An up-to-date understanding of the incidence of septic shock and associated mortality is important to help guide resource allocation and inform healthcare budgets. Indeed, the economic costs of sepsis are a significant burden on healthcare systems. In the USA, approximately US$20 billion is spent annually on hospital care for sepsis patients, with septic shock requiring longer ICU care and higher hospitalization costs [105]. In the UK, recent data suggest total annual hospital costs of just over £1 billion for patients with sepsis [106]. The effects of sepsis on patient health last beyond hospital discharge, with an increased mortality risk for years after hospitalization [107,108,109]. Nearly a quarter of sepsis survivors are readmitted to hospital within 30 days of discharge [110], and survivors often exhibit profound immune suppression, physical and psychological disorders, and impaired quality of life [107, 109, 111]. These long-term consequences greatly contribute to the high total economic cost of the disease, which is estimated to be around US$67 billion yearly in the USA alone [105]. In the UK, the total annual costs of sepsis taking into account these indirect costs are estimated at around £10 billion [106].

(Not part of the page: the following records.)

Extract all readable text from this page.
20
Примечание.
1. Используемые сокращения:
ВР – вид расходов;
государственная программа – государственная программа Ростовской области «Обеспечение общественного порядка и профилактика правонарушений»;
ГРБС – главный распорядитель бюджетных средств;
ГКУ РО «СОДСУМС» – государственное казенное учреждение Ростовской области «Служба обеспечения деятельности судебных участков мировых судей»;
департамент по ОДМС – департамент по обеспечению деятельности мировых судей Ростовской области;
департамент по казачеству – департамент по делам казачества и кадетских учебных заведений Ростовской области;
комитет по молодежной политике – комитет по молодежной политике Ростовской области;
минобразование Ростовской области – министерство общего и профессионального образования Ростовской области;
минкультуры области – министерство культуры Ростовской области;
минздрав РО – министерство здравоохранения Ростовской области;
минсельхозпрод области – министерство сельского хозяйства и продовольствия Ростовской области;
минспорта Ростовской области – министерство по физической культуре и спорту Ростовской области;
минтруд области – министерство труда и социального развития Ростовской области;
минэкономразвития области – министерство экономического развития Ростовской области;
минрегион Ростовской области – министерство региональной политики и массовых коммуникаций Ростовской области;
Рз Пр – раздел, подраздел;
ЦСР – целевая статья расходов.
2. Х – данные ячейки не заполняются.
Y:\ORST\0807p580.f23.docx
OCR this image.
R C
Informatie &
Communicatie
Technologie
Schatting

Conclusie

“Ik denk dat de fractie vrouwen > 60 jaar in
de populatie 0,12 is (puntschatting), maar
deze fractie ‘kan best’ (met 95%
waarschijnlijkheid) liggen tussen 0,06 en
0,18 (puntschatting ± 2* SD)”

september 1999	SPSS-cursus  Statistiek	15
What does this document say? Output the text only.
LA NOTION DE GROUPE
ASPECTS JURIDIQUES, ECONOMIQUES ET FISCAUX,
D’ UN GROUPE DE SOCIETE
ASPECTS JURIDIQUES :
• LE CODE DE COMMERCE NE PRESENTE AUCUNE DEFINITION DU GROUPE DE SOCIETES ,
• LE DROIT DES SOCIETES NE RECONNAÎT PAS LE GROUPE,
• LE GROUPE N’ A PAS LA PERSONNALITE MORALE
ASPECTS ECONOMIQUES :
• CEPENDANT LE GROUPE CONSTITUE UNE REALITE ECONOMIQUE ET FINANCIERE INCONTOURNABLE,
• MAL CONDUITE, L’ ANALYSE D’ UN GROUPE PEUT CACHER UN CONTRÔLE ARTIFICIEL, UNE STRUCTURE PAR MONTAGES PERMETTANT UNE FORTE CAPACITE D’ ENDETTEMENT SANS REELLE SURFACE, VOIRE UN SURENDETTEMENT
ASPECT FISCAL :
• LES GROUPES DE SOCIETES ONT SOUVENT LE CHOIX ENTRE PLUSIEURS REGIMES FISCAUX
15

The results of our review should be interpreted with consideration of certain limitations. Firstly, we only included studies published in English, potentially leading to language bias as relevant studies published in other languages were not included. Secondly, estimates using Sepsis-3 criteria were derived from very few studies.

Conclusion

Our findings suggest that septic shock occurs frequently in ICU patients and mortality remains high. Considerable differences in diagnostic criteria have been employed in the different studies over the last 15 years. Our review indicates that the adoption of Sepsis-3 criteria is still at an early stage (≤ 3 studies); however, as Sepsis-3 is increasingly adopted and more epidemiological studies are published in which these criteria are used, a more complete picture will emerge concerning what differences, if any, exist between countries and different care settings. This would allow a more accurate estimation of the burden of septic shock, thus enabling the development of better policies for public health planning and hospital management.